Konkurrenten – Airbus und der französische Rüstungskonzern Dassault – werden zu Partnern. Laut Dassault-Konzernchef Eric Trappier könne man nur so den Amerikanern die Stirn bieten, welche die europäische Rüstungsindustrie und die europäische Rüstungszusammenarbeit bekämpften.
Die Marschrichtung ist nun vorgegeben. Offen bleibt, ob der Schulterschluss zwischen Paris und Berlin die Briten, die Italiener oder die Spanier ausschliesst? In Grossbritannien, wo sich der Sitz des Rüstungsriesen BAE-Systems befindet, ist das ein grosses Thema.

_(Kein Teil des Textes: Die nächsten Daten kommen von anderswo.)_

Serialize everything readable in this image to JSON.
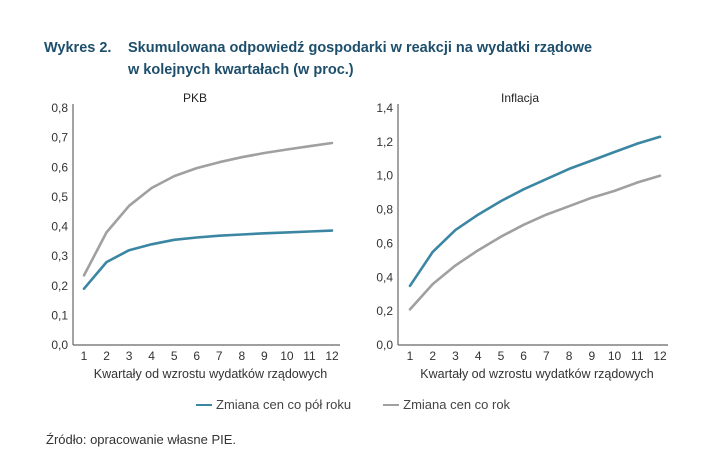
{
  "title": {
    "number": "Wykres 2.",
    "line1": "Skumulowana odpowiedź gospodarki w reakcji na wydatki rządowe",
    "line2": "w kolejnych kwartałach (w proc.)"
  },
  "colors": {
    "blue": "#3b86a3",
    "gray": "#a0a0a0",
    "axis": "#666666",
    "title": "#1d4e6b"
  },
  "legend": [
    {
      "label": "Zmiana cen co pół roku",
      "color": "#3b86a3"
    },
    {
      "label": "Zmiana cen co rok",
      "color": "#a0a0a0"
    }
  ],
  "source": "Źródło: opracowanie własne PIE.",
  "chart_data": [
    {
      "type": "line",
      "title": "PKB",
      "xlabel": "Kwartały od wzrostu wydatków rządowych",
      "ylabel": "",
      "x": [
        1,
        2,
        3,
        4,
        5,
        6,
        7,
        8,
        9,
        10,
        11,
        12
      ],
      "xticks": [
        "1",
        "2",
        "3",
        "4",
        "5",
        "6",
        "7",
        "8",
        "9",
        "10",
        "11",
        "12"
      ],
      "ylim": [
        0,
        0.8
      ],
      "yticks": [
        "0,0",
        "0,1",
        "0,2",
        "0,3",
        "0,4",
        "0,5",
        "0,6",
        "0,7",
        "0,8"
      ],
      "series": [
        {
          "name": "Zmiana cen co pół roku",
          "values": [
            0.19,
            0.28,
            0.32,
            0.34,
            0.355,
            0.363,
            0.369,
            0.373,
            0.377,
            0.38,
            0.383,
            0.386
          ]
        },
        {
          "name": "Zmiana cen co rok",
          "values": [
            0.235,
            0.38,
            0.47,
            0.53,
            0.57,
            0.597,
            0.617,
            0.634,
            0.648,
            0.66,
            0.671,
            0.682
          ]
        }
      ]
    },
    {
      "type": "line",
      "title": "Inflacja",
      "xlabel": "Kwartały od wzrostu wydatków rządowych",
      "ylabel": "",
      "x": [
        1,
        2,
        3,
        4,
        5,
        6,
        7,
        8,
        9,
        10,
        11,
        12
      ],
      "xticks": [
        "1",
        "2",
        "3",
        "4",
        "5",
        "6",
        "7",
        "8",
        "9",
        "10",
        "11",
        "12"
      ],
      "ylim": [
        0,
        1.4
      ],
      "yticks": [
        "0,0",
        "0,2",
        "0,4",
        "0,6",
        "0,8",
        "1,0",
        "1,2",
        "1,4"
      ],
      "series": [
        {
          "name": "Zmiana cen co pół roku",
          "values": [
            0.35,
            0.55,
            0.68,
            0.77,
            0.85,
            0.92,
            0.98,
            1.04,
            1.09,
            1.14,
            1.19,
            1.23
          ]
        },
        {
          "name": "Zmiana cen co rok",
          "values": [
            0.21,
            0.36,
            0.47,
            0.56,
            0.64,
            0.71,
            0.77,
            0.82,
            0.87,
            0.91,
            0.96,
            1.0
          ]
        }
      ]
    }
  ]
}
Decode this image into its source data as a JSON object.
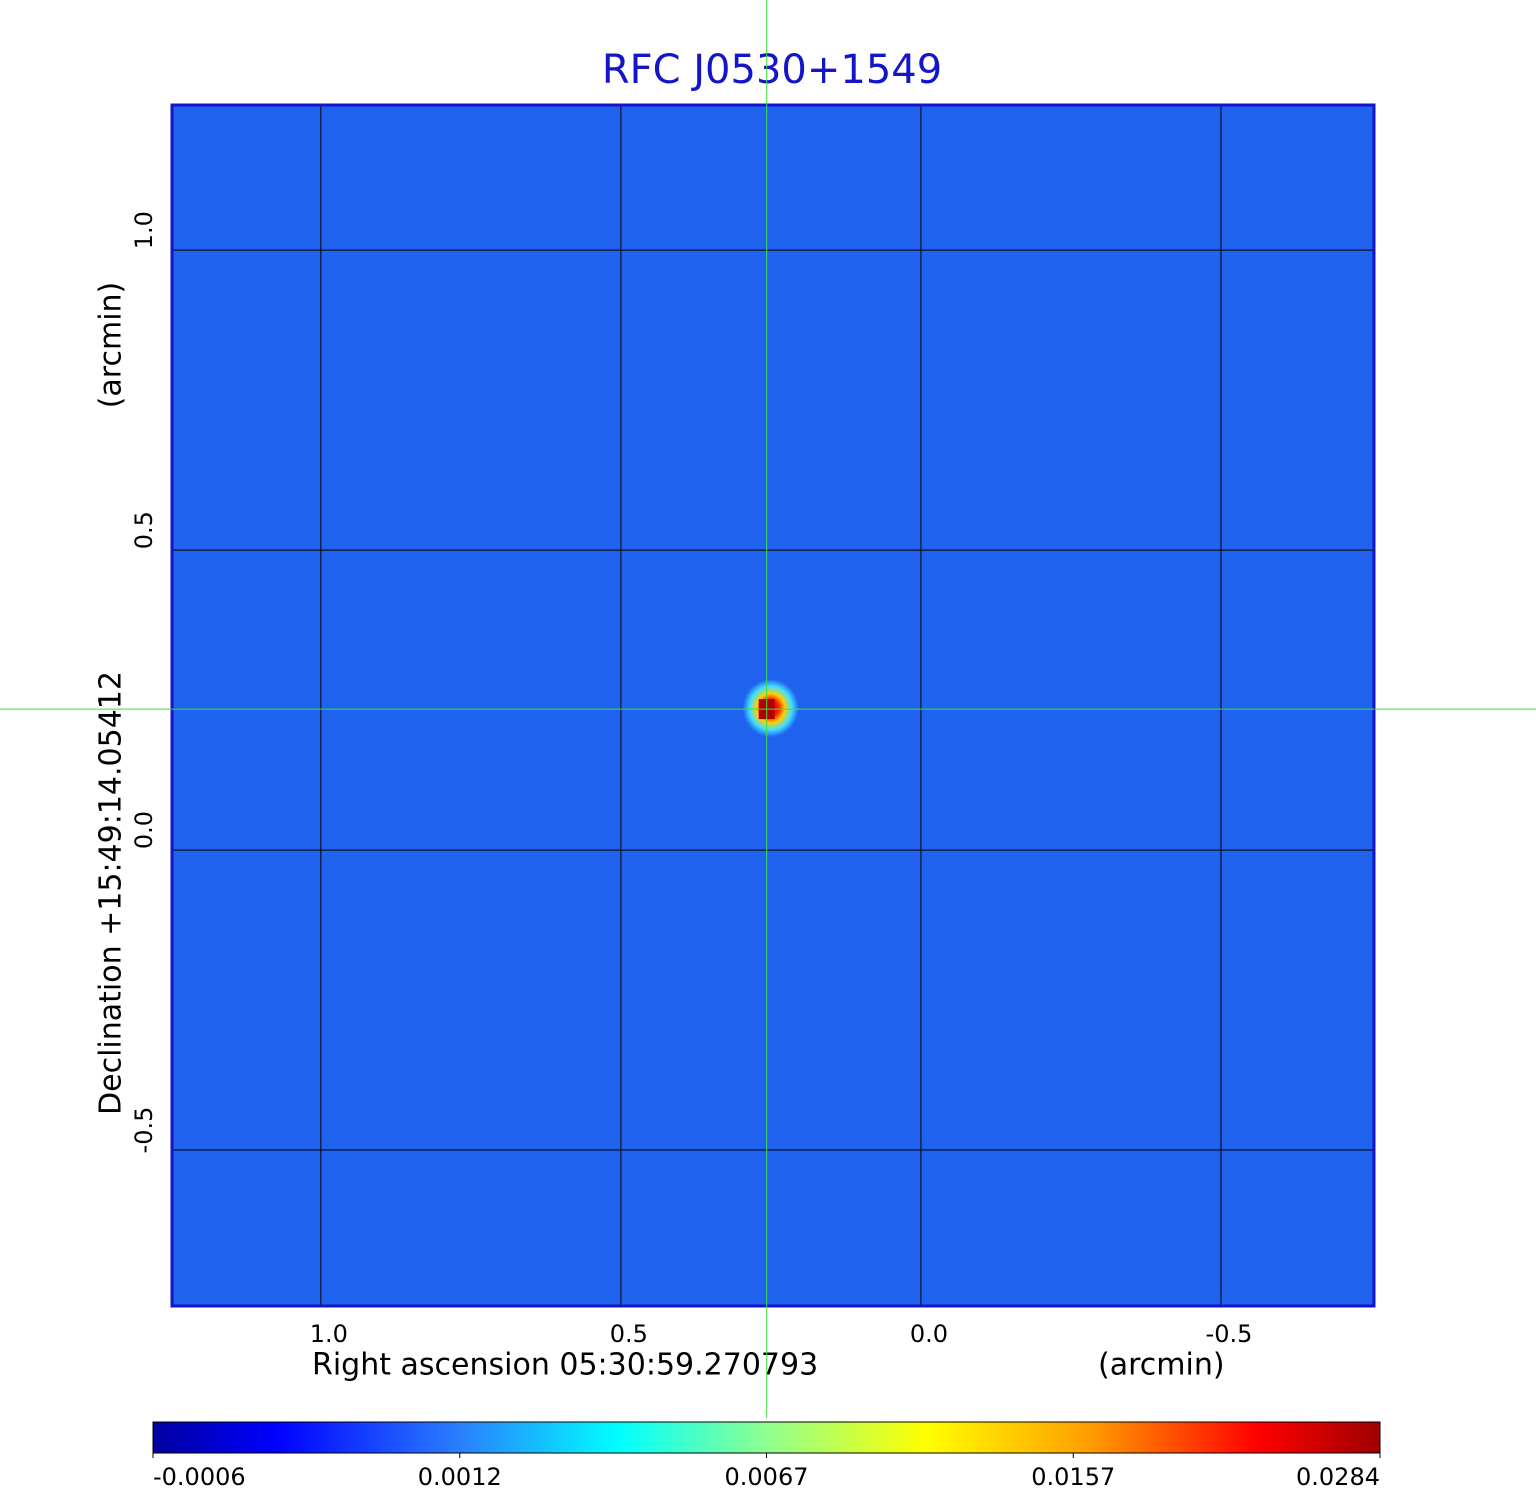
{
  "chart_data": {
    "type": "image",
    "title": "RFC J0530+1549",
    "xlabel": "Right ascension  05:30:59.270793",
    "xunit": "(arcmin)",
    "ylabel": "Declination  +15:49:14.05412",
    "yunit": "(arcmin)",
    "xlim": [
      1.248,
      -0.755
    ],
    "ylim": [
      -0.76,
      1.242
    ],
    "xticks": [
      {
        "value": 1,
        "label": "1.0"
      },
      0.5,
      {
        "value": 0,
        "label": "0.0"
      },
      -0.5
    ],
    "yticks": [
      {
        "value": 1,
        "label": "1.0"
      },
      0.5,
      {
        "value": 0,
        "label": "0.0"
      },
      -0.5
    ],
    "grid": true,
    "background_color": "#1f62ee",
    "source": {
      "x": 0.257,
      "y": 0.235
    },
    "colorbar": {
      "ticks": [
        -0.0006,
        0.0012,
        0.0067,
        0.0157,
        0.0284
      ]
    }
  }
}
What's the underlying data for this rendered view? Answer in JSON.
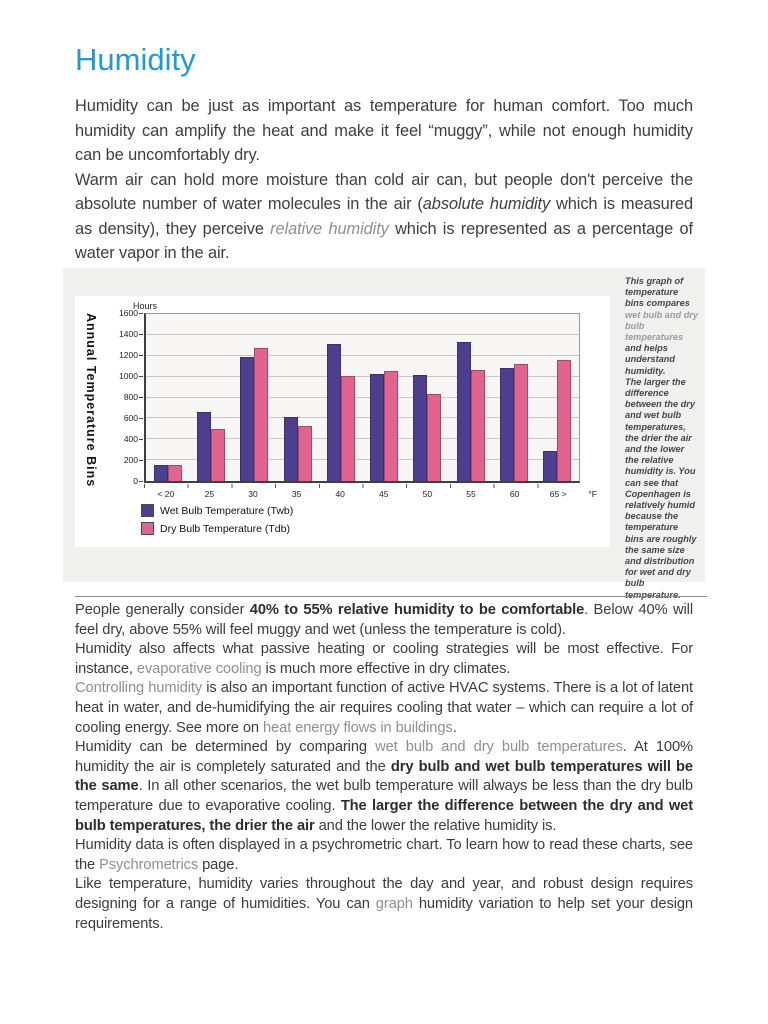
{
  "page": {
    "title": "Humidity",
    "title_color": "#2199d6",
    "link_color": "#8f8f8f"
  },
  "intro_paragraphs": [
    {
      "segments": [
        {
          "text": "Humidity can be just as important as temperature for human comfort.  Too much humidity can amplify the heat and make it feel “muggy”, while not enough humidity can be uncomfortably dry."
        }
      ]
    },
    {
      "segments": [
        {
          "text": "Warm air can hold more moisture than cold air can, but people don't perceive the absolute number of water molecules in the air ("
        },
        {
          "text": "absolute humidity",
          "style": "italic"
        },
        {
          "text": " which is measured as density), they perceive "
        },
        {
          "text": "relative humidity",
          "style": "italic link"
        },
        {
          "text": " which is represented as a percentage of water vapor in the air."
        }
      ]
    }
  ],
  "figure": {
    "chart_data": {
      "type": "bar",
      "axis_title_left": "Annual Temperature Bins",
      "y_axis_label": "Hours",
      "unit_suffix": "°F",
      "categories": [
        "< 20",
        "25",
        "30",
        "35",
        "40",
        "45",
        "50",
        "55",
        "60",
        "65 >"
      ],
      "series": [
        {
          "name": "Wet Bulb Temperature (Twb)",
          "color": "#4d3f8e",
          "values": [
            155,
            665,
            1190,
            610,
            1310,
            1025,
            1020,
            1330,
            1080,
            290
          ]
        },
        {
          "name": "Dry Bulb Temperature (Tdb)",
          "color": "#e2648e",
          "values": [
            150,
            500,
            1270,
            525,
            1010,
            1050,
            830,
            1065,
            1120,
            1160
          ]
        }
      ],
      "ylim": [
        0,
        1600
      ],
      "y_ticks": [
        0,
        200,
        400,
        600,
        800,
        1000,
        1200,
        1400,
        1600
      ],
      "grid": "horizontal",
      "legend_position": "bottom-left"
    },
    "note_paragraphs": [
      [
        {
          "text": "This graph of temperature bins compares "
        },
        {
          "text": "wet bulb and dry bulb temperatures",
          "style": "link"
        },
        {
          "text": " and helps understand humidity."
        }
      ],
      [
        {
          "text": "The larger the difference between the dry and wet bulb temperatures, the drier the air and the lower the relative humidity is. You can see that Copenhagen is relatively humid because the temperature bins are roughly the same size and distribution for wet and dry bulb temperature."
        }
      ]
    ]
  },
  "body_paragraphs": [
    {
      "segments": [
        {
          "text": "People generally consider "
        },
        {
          "text": "40% to 55% relative humidity to be comfortable",
          "style": "bold"
        },
        {
          "text": ".  Below 40% will feel dry, above 55% will feel muggy and wet (unless the temperature is cold)."
        }
      ]
    },
    {
      "segments": [
        {
          "text": "Humidity also affects what passive heating or cooling strategies will be most effective.  For instance, "
        },
        {
          "text": "evaporative cooling",
          "style": "link"
        },
        {
          "text": " is much more effective in dry climates."
        }
      ]
    },
    {
      "segments": [
        {
          "text": "Controlling humidity",
          "style": "link"
        },
        {
          "text": " is also an important function of active HVAC systems. There is a lot of latent heat in water, and de-humidifying the air requires cooling that water – which can require a lot of cooling energy. See more on "
        },
        {
          "text": "heat energy flows in buildings",
          "style": "link"
        },
        {
          "text": "."
        }
      ]
    },
    {
      "segments": [
        {
          "text": "Humidity can be determined by comparing "
        },
        {
          "text": "wet bulb and dry bulb temperatures",
          "style": "link"
        },
        {
          "text": ". At 100% humidity the air is completely saturated and the "
        },
        {
          "text": "dry bulb and wet bulb temperatures will be the same",
          "style": "bold"
        },
        {
          "text": ". In all other scenarios, the wet bulb temperature will always be less than the dry bulb temperature due to evaporative cooling. "
        },
        {
          "text": "The larger the difference between the dry and wet bulb temperatures, the drier the air",
          "style": "bold"
        },
        {
          "text": " and the lower the relative humidity is."
        }
      ]
    },
    {
      "segments": [
        {
          "text": "Humidity data is often displayed in a psychrometric chart. To learn how to read these charts, see the "
        },
        {
          "text": "Psychrometrics",
          "style": "link"
        },
        {
          "text": " page."
        }
      ]
    },
    {
      "segments": [
        {
          "text": "Like temperature, humidity varies throughout the day and year, and robust design requires designing for a range of humidities.  You can "
        },
        {
          "text": "graph",
          "style": "link"
        },
        {
          "text": " humidity variation to help set your design requirements."
        }
      ]
    }
  ]
}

Deutsch-französische Dominanz?
BBC-Wirtschaftsreporter Theo Leggett bleibt zuversichtlich: «Europäische Verteidigungsvorhaben sind auf viele Partnerschaften angewiesen, das zeigt die Geschichte.» Entwicklungs- und Produktionszyklen im Rüstungsbereich sind enorm lang.
Der neue deutsch-französische Kampfjet wird kaum vor dem Jahr 2035 fertig und wohl erst 2040 serienmässig ausgeliefert. Bis wirklich Kosteneinsparungen und Kampfkraftsteigerungen erzielt werden, dauert es also noch.